Barrett was scouted for the show via email in late 2017 (“At first I was like, ‘This has to be spam,’” she remembers with a laugh). After a successful run — during which judge Luke Bryan proclaimed she’d “take this base and grow with it far beyond this competition” — Barrett thought she’d easily land a record deal upon the show’s end, and was quickly proven wrong. She approached every label in town, but none were interested, because they didn't think she had the songwriting skills to back up her TV credentials.
Barrett released “I Hope” independently in January 2019, and the song gradually gained traction thanks in part to early placement by iTunes and SiriusXM; by April, labels were knocking on her door.
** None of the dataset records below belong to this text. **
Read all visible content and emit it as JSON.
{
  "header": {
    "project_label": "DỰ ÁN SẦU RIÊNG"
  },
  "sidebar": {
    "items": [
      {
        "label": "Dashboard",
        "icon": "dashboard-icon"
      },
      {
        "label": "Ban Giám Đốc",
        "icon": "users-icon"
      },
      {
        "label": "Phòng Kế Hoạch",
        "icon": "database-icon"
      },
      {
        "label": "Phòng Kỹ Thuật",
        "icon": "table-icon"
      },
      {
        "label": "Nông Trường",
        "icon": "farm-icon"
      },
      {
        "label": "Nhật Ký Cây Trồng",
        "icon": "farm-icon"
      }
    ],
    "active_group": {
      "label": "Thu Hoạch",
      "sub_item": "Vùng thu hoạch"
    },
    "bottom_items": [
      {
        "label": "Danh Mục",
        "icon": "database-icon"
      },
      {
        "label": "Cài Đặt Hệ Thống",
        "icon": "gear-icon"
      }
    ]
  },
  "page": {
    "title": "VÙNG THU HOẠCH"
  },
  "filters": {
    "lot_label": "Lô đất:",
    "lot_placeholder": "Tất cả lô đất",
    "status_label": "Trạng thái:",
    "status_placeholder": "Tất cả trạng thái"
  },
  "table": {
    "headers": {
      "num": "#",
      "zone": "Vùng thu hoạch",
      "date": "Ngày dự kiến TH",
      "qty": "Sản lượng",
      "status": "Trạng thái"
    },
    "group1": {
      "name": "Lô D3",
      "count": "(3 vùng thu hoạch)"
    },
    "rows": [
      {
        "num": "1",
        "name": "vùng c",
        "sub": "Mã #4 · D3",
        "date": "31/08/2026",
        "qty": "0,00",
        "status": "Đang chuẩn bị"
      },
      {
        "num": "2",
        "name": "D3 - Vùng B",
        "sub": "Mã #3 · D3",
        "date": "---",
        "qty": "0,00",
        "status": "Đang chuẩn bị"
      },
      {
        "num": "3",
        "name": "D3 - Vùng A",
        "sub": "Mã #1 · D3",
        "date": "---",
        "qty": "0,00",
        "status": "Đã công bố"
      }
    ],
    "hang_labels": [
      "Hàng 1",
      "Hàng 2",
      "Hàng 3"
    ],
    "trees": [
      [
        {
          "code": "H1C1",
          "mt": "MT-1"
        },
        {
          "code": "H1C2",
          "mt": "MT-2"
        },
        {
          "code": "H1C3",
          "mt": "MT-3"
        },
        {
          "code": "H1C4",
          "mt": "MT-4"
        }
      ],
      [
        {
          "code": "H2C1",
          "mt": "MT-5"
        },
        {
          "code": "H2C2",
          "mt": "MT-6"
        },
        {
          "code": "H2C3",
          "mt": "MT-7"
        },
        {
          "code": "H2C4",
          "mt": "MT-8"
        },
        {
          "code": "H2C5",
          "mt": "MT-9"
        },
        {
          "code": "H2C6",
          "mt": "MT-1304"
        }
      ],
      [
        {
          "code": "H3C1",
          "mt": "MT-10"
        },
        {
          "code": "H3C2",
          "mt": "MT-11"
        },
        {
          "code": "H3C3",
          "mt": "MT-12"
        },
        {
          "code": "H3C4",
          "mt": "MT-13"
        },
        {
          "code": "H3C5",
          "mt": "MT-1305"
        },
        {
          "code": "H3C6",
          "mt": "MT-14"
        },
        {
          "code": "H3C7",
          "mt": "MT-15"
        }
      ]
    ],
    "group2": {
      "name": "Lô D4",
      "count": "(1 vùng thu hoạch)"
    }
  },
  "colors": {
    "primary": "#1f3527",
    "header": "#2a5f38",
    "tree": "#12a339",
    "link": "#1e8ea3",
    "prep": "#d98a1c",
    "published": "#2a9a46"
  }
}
She performed acoustically for a few Nashville imprints, but Warner Music Nashville stuck out after chairman/CEO John Esposito declared she had to be a Warner artist. “He said, ‘I’ve never been this adamant with anyone except one other group,’” she recalls. That other group was Grammy-winning duo Dan + Shay.
Upon signing Barrett in May last year, Warner immediately put her on a radio tour to maintain the song’s momentum, a move in line with what Barrett had emphasized in all of her meetings: “I needed a label that was invested in this like I’m invested in this.” Eleven months later, “I Hope” has reached No. 3 on the Country Airplay chart (dated April 11). Barrett and labelmate Ingrid Andress have made history as the first two women to land their solo debut hits in the tally’s top 10 simultaneously (Andress’ “More Hearts Than Mine” is No. 5 on the April 11-dated chart).
Though she’s the youngest artist in the top 10 of both Country Airplay and Hot Country Songs (she's No. 2 on the April 11-dated chart), Barrett insists that her age hasn’t impacted any of her opportunities thus far — after all, she is already nine years into her career. And with her debut set on the way later this year (which she teases will have some “cool collaborations,” genre-bending songs and country super-producer Ross Copperman at the helm), Barrett says, “I’m just glad to be making some noise.”